The Tax Relief, Unemployment Insurance Reauthorization, and Job Creation Act of 2010 was signed into law on December 17, 2010, and included a key provision – providing for “portability” between spouses of the unified credit. On January 2, 2013, the American Tax Relief Act of 2012 (“ATRA”), was signed into law, including a provision making portability a permanent feature.

Generally, portability allows a surviving spouse to elect to take advantage of any unused portion of the unified credit of his or her predeceased spouse, provided that the deceased spouse died on or after January 1, 2011. Thus, a surviving spouse will be provided a larger exclusion amount to be used for his or her own gift or estate tax purposes. The portable amount that can be used by a surviving spouse is referred to as the “deceased spousal unused exclusion amount” (“DSUE amount”).

Historically, the applicable exclusion amount, or the maximum dollar amount the unified credit will allow to be transferred tax free at a decedent’s death are as follows: $5,000,000 in 2011; $5,120,000 in 2012; and $5,250,000 in 2013.

Assume for example that Jack and Jill are married.

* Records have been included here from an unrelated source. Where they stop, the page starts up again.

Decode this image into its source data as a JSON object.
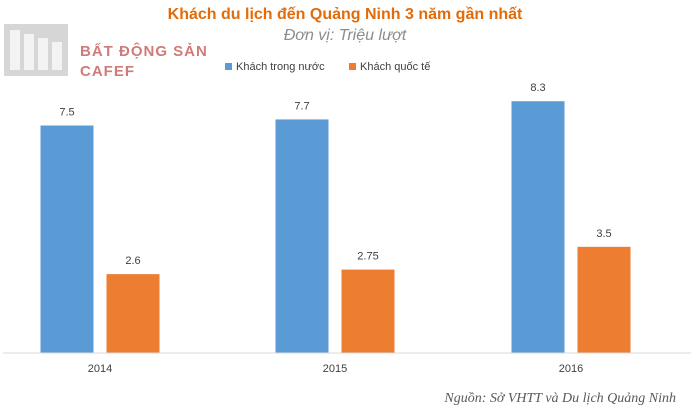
{
  "chart_data": {
    "type": "bar",
    "title": "Khách du lịch đến Quảng Ninh 3 năm gần nhất",
    "subtitle": "Đơn vị: Triệu lượt",
    "categories": [
      "2014",
      "2015",
      "2016"
    ],
    "series": [
      {
        "name": "Khách trong nước",
        "values": [
          7.5,
          7.7,
          8.3
        ],
        "labels": [
          "7.5",
          "7.7",
          "8.3"
        ],
        "color": "#5B9BD5"
      },
      {
        "name": "Khách quốc tế",
        "values": [
          2.6,
          2.75,
          3.5
        ],
        "labels": [
          "2.6",
          "2.75",
          "3.5"
        ],
        "color": "#ED7D31"
      }
    ],
    "ylim": [
      0,
      9
    ],
    "xlabel": "",
    "ylabel": "",
    "grid": false,
    "legend_position": "top"
  },
  "logo": {
    "line1": "BẤT ĐỘNG SẢN",
    "line2": "CAFEF",
    "color": "#c0504d"
  },
  "source": "Nguồn: Sở VHTT và Du lịch Quảng Ninh",
  "colors": {
    "title": "#E36C0A",
    "subtitle": "#8c8c8c",
    "axis": "#d9d9d9"
  }
}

In 2011, Jack makes multiple taxable gifts in an amount equaling $3,000,000. In 2013, Jack dies having no taxable estate and is survived by Jill. Jack is considered to have used only $3,000,000 of the $5,250,000 exclusion available in 2013. Thus, Jack has $2,250,000 remaining. A timely filed estate tax return with a portability election will allow Jill to use not only her entire $5,250,000, but also the remaining $2,250,000 from Jack. Thus, Jill will be able to transfer up to $7,500,000 tax free.

One caveat of portability is that in order for a surviving spouse to use the predeceased spouse’s DSUE amount, the executor or representative of the predeceased spouse’s estate must file a federal estate tax return and affirmatively elect portability. Although estate tax returns are not required to be filed unless a decedent’s gross estate exceeds the basic exclusion amount, for decedents dying on or after January 1, 2011, an estate tax return must be timely filed, even if no estate tax is due, in order to affirmatively elect portability.

Estate tax returns generally are required to be filed within nine months after the date of a decedent’s death, unless an executor claims the available six-month extension. An estate tax return filed solely for the election of portability must meet the same filing deadline. However, there is good news for executors of the estate of decedents dying in 2011, 2012, or 2013, who were not required to file an estate tax return and who in fact did not file an estate tax return – portability may still be elected even if the deadline for filing the estate tax return has passed.

In order to file an estate tax return electing portability, an executor can file the otherwise late return with a notation at the top which provides: “FILED PURSUANT TO REV. PROC. 2014-18 TO ELECT PORTABILITY UNDER § 2010(c)(5)(A).” The deadline for filing an otherwise late return filed in this manner is December 31, 2014.